# Beautiful home for sale in KY



## jbowyer01 (Aug 4, 2008)

Hello all. I visit another website on daily basis and this was in the forum. It sounds like a beautiful place and thought maybe someone here might be interested.

http://www.owners.com/Search/ShowListing.aspx?id=2087225


----------



## Evons hubby (Oct 3, 2005)

jbowyer01 said:


> Hello all. I visit another website on daily basis and this was in the forum. It sounds like a beautiful place and thought maybe someone here might be interested.
> 
> http://www.owners.com/Search/ShowListing.aspx?id=2087225


I have seen this home, its decent, and not a real bad location either, I would however question that advertized "estimated" payment. That would require getting a loan at about 1.5 interest rate! Even on a 30 year yer looking in the 4 percent range and I think we all know by now what kind of loans those are. That rate will bounce to about double or triple in a couple years. Legitimate loans would require about 15000 down, leaving a payment in the neighborhood of around 560 per month plus taxes and insurance. With a first time homebuyer loan or fha, which requires little down you will be looking at around 670 per month on principle interest, taxes and insurance on top of that. Nice enough place, but watch those loans! Being familiar with this area, I would also advise to have a solid income from the outside world, employment opportunity in the Burkesville area is slim to none.


----------



## rzrubek (May 13, 2004)

Yvonne's hubby said:


> I have seen this home, its decent, and not a real bad location either, I would however question that advertized "estimated" payment. That would require getting a loan at about 1.5 interest rate! Even on a 30 year yer looking in the 4 percent range and I think we all know by now what kind of loans those are. That rate will bounce to about double or triple in a couple years. Legitimate loans would require about 15000 down, leaving a payment in the neighborhood of around 560 per month plus taxes and insurance. With a first time homebuyer loan or fha, which requires little down you will be looking at around 670 per month on principle interest, taxes and insurance on top of that. Nice enough place, but watch those loans! Being familiar with this area, I would also advise to have a solid income from the outside world, employment opportunity in the Burkesville area is slim to none.
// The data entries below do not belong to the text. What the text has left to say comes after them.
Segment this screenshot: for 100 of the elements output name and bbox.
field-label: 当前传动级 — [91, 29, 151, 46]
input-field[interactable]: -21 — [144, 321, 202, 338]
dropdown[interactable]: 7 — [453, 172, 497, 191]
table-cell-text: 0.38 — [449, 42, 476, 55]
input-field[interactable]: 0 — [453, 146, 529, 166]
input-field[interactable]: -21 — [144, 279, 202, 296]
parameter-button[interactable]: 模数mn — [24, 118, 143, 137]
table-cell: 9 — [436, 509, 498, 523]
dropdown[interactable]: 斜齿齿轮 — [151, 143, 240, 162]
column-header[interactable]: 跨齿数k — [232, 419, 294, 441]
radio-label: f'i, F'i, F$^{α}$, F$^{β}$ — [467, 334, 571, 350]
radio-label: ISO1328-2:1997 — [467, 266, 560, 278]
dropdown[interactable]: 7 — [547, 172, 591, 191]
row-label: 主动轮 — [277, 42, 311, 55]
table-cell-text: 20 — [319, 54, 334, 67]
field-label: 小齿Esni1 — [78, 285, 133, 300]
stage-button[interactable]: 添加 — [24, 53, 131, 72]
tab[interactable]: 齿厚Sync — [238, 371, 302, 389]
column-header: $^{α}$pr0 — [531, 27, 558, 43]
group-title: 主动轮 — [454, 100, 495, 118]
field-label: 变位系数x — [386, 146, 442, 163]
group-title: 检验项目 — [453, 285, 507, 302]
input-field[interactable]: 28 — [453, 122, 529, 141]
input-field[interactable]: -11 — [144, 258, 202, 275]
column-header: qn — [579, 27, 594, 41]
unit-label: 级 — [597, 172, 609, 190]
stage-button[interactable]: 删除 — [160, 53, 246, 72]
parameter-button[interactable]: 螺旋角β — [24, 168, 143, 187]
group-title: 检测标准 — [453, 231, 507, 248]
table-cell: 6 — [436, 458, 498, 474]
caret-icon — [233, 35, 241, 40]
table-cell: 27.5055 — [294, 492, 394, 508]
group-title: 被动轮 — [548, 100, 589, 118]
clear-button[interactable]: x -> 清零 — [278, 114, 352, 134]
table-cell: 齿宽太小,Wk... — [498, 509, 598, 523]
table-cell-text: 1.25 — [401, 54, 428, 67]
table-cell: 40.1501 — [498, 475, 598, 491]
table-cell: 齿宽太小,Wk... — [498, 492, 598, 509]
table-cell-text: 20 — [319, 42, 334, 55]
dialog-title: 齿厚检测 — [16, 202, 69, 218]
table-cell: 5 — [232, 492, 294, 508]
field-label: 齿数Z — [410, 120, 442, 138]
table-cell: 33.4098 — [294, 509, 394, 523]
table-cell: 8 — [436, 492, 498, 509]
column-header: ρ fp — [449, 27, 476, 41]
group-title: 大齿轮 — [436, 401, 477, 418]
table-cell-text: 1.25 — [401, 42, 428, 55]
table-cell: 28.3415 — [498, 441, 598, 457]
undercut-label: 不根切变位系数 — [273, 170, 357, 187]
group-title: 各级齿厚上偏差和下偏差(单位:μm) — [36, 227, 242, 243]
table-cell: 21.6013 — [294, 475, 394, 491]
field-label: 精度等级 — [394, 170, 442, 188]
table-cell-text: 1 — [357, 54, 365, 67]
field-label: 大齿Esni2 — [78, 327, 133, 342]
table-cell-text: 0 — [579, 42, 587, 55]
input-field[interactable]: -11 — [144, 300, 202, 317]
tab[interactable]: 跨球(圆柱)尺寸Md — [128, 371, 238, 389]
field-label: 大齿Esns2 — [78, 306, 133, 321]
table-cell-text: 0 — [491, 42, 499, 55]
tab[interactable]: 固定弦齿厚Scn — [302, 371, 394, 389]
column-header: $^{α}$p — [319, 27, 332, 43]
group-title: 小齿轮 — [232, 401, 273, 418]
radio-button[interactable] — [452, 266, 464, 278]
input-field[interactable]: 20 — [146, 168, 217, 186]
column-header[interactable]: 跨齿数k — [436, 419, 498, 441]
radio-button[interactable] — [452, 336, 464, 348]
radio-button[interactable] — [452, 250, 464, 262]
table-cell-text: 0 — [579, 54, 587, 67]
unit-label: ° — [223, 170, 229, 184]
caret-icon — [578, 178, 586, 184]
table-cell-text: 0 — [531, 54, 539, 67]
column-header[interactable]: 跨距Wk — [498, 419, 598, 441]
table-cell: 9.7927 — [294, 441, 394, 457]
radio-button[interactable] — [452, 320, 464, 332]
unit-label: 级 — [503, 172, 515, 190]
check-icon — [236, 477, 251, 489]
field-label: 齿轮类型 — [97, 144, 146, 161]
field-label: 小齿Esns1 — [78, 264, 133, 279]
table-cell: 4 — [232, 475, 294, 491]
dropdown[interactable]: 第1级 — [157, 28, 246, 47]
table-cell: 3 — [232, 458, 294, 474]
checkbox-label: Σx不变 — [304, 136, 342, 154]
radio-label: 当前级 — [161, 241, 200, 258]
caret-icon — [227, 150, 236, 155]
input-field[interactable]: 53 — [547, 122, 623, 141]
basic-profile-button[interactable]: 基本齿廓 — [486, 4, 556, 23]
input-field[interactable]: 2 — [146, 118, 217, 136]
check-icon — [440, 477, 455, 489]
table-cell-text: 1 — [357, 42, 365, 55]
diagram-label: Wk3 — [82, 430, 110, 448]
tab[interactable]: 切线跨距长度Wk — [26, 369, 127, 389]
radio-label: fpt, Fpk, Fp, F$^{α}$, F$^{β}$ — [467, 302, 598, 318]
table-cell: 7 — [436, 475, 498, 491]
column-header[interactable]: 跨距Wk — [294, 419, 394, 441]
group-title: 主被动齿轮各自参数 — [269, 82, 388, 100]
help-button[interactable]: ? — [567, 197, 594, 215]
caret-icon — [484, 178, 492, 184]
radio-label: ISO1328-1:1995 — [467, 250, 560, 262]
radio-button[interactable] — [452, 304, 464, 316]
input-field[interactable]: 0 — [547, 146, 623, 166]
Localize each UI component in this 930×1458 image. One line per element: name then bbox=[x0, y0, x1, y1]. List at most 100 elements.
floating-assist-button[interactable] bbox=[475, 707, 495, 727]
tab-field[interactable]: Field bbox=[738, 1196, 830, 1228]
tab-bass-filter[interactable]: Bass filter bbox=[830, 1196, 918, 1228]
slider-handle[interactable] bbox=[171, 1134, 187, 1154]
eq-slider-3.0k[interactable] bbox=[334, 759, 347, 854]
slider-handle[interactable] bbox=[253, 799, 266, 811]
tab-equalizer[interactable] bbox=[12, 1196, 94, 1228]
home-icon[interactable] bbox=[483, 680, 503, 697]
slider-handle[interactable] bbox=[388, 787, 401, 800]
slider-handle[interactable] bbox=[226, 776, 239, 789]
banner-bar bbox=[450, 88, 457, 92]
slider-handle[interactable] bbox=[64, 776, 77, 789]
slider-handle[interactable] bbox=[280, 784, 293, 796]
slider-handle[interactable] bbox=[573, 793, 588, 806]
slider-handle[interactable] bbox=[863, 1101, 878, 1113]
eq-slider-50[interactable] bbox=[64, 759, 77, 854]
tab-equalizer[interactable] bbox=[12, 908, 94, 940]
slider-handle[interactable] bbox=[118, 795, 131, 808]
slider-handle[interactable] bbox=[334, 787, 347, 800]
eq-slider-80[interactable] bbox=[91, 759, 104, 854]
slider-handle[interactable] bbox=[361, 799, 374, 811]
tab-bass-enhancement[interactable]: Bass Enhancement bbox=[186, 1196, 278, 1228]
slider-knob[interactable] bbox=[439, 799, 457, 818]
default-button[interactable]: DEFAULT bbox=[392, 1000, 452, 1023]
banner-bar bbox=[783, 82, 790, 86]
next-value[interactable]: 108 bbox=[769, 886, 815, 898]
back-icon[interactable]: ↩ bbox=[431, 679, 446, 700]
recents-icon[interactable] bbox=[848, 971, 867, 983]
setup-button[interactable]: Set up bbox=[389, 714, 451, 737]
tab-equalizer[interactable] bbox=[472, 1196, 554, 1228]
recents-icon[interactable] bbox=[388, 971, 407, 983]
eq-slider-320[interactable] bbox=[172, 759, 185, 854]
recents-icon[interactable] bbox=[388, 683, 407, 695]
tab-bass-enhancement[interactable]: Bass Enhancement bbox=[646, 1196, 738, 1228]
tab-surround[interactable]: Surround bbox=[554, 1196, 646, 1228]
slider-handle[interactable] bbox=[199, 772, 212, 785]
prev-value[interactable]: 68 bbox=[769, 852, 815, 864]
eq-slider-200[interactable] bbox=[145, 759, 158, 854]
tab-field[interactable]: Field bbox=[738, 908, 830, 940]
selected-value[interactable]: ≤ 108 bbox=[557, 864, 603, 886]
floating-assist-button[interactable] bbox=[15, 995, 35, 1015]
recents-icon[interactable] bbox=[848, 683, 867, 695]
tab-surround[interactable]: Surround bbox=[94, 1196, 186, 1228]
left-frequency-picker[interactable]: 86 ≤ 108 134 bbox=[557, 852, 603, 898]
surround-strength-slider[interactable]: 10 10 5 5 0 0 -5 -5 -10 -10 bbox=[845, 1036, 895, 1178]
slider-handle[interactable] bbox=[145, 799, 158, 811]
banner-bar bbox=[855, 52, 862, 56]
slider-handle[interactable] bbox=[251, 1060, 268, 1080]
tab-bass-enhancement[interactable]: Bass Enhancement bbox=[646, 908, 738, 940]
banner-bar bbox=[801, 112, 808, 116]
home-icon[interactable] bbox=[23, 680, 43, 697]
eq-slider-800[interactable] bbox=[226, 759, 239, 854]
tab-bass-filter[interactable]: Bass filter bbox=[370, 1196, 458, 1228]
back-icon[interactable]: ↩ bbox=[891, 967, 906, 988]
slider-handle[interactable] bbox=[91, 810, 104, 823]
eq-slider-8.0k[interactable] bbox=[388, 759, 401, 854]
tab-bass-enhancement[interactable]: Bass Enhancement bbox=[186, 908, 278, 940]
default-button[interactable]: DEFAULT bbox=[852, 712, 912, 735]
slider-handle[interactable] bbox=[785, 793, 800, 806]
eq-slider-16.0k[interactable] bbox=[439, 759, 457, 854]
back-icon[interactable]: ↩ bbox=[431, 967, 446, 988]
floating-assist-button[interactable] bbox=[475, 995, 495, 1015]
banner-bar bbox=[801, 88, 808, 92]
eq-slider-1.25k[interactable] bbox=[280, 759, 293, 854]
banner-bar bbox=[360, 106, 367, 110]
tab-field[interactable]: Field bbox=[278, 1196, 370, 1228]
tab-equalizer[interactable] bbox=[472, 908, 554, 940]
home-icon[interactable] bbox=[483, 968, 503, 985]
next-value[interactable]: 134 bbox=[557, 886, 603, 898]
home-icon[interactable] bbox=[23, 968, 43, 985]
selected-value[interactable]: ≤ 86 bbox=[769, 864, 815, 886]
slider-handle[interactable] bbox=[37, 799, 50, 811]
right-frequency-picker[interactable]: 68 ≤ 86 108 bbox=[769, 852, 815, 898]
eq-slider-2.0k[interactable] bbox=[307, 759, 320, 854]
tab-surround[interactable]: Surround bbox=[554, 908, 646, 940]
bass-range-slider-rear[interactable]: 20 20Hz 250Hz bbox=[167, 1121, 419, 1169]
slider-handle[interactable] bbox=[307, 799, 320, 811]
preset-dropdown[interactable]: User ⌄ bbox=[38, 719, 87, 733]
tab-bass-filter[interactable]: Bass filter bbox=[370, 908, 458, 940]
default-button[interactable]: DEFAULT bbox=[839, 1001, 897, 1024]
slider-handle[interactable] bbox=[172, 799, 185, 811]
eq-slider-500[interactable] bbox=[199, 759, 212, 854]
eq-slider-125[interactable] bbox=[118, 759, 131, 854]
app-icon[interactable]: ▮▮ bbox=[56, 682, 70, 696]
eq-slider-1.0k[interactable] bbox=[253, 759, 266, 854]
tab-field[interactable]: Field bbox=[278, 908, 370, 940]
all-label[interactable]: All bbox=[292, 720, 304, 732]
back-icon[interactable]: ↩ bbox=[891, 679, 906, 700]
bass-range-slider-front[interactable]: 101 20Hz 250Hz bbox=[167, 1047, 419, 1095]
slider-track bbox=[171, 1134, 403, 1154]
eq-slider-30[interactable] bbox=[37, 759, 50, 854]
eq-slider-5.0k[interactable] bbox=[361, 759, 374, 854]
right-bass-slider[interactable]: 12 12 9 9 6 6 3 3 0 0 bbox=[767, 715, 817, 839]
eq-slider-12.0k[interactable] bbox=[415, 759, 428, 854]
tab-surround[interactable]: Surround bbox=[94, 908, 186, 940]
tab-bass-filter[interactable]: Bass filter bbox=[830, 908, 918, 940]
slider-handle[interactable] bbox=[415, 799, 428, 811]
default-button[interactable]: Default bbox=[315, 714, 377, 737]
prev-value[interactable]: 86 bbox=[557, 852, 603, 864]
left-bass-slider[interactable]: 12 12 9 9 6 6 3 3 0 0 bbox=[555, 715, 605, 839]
It states at the bottom of the page that it is with 20% down and 6.5% for 30 years. Thats also P&I only. Most of these types of websites you can change the assumptions to reflect what you would do.


----------



## affenpinschermom (May 10, 2002)

I am very familiar with this home as it was my husband and I who looked out after the elderly couple who used to live there. the son now owns it and is wanting to sell it as both his parents passed away this year. The house is in good repair and has an established orchard, grape vines, owner has mineral rights to the oil, nice quiet location. It is a very economical area to live in.


----------



## starjj (May 2, 2005)

affenpinschermom said:


> I am very familiar with this home as it was my husband and I who looked out after the elderly couple who used to live there. the son now owns it and is wanting to sell it as both his parents passed away this year. The house is in good repair and has an established orchard, grape vines, owner has mineral rights to the oil, nice quiet location. It is a very economical area to live in.


I have meant affenpinschermom and her husband, in fact they showed me this home and I almost bought it but it was not to be. They are good people and looked after this elderly couple like they were part of their family. I did find another home in KY better suited for me but will always be grateful to them for showing me around their area. Home is worth the money!


----------